The next time it gains control of the federal government, the Democratic Party is going to need to quickly implement an ambitious program to reduce carbon emissions. So far all the political oxygen on this problem has been sucked up by a slogan, “Green New Deal,” for which a blueprint was unveiled by New York representative Alexandria Ocasio-Cortez and Massachusetts senator Ed Markey. The strategy they have produced is at best grossly undercooked, and at worst fatally misconceived.
Enacting an aggressive climate-change policy faces two large obstacles. The first is that every aspect of the policy contains a multitude of knotty technocratic challenges. It entails developing programs to wring carbon emissions out of the power sector, buildings, transportation, agriculture, and changing laws at the federal, state, and local levels. The difficultiesfaced by the long-developing bullet train in California, a state entirely controlled by Democrats, show how challenging it can be to carry out reforms that require buy-in from lots of stakeholders.
The second problem is political. Any national-level response quickly runs into the fact that, even if Democrats gain full control of government in 2021, and even if they abolish the filibuster or find a way to design a bill that can get around it, they will need the votes of moderate or conservative Democrats from fossil-fuel-producing states. The overrepresentation of oil, gas, and coal-producing areas in the Senate helped kill a modest energy tax under Bill Clinton, and a more ambitious cap and trade program under Barack Obama.
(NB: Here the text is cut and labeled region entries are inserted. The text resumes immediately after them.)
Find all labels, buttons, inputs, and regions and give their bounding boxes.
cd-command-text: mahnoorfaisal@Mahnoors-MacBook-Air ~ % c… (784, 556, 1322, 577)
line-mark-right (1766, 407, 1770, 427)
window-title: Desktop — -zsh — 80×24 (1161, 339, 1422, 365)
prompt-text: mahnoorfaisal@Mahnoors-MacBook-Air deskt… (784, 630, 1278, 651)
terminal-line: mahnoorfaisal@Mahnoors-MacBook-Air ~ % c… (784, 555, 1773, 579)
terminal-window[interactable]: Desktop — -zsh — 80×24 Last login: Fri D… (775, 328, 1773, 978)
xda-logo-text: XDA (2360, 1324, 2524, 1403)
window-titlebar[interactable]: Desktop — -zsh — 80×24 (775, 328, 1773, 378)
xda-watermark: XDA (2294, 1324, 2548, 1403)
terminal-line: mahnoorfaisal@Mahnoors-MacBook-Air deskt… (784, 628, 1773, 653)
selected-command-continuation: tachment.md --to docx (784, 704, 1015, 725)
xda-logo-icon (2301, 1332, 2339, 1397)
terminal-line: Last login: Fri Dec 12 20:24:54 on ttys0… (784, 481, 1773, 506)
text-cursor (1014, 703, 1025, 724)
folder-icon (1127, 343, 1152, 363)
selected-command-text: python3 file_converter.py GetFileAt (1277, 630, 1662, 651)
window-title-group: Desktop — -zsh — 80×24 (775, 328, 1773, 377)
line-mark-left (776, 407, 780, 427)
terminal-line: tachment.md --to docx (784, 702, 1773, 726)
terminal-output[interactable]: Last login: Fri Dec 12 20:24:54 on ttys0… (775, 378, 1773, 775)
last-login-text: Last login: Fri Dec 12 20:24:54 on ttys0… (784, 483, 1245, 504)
It would be unfair to expect any plan to solve both obstacles. But the Green New Deal fails to supply useful answers to either problem.
On the policy, the Green New Deal simply outlines ambitious targets for carbon reductions, without delving into specifics as to how the targets will be met. In place of detail it offers optimism. Noting that the International Panel on Climate Change proposes to cut global emission by 40 to 60 percent by 2030, and get to net zero by 2050 — which is itself a heroic goal — the Green New Deal proposes the United States get to net zero emissions by 2030.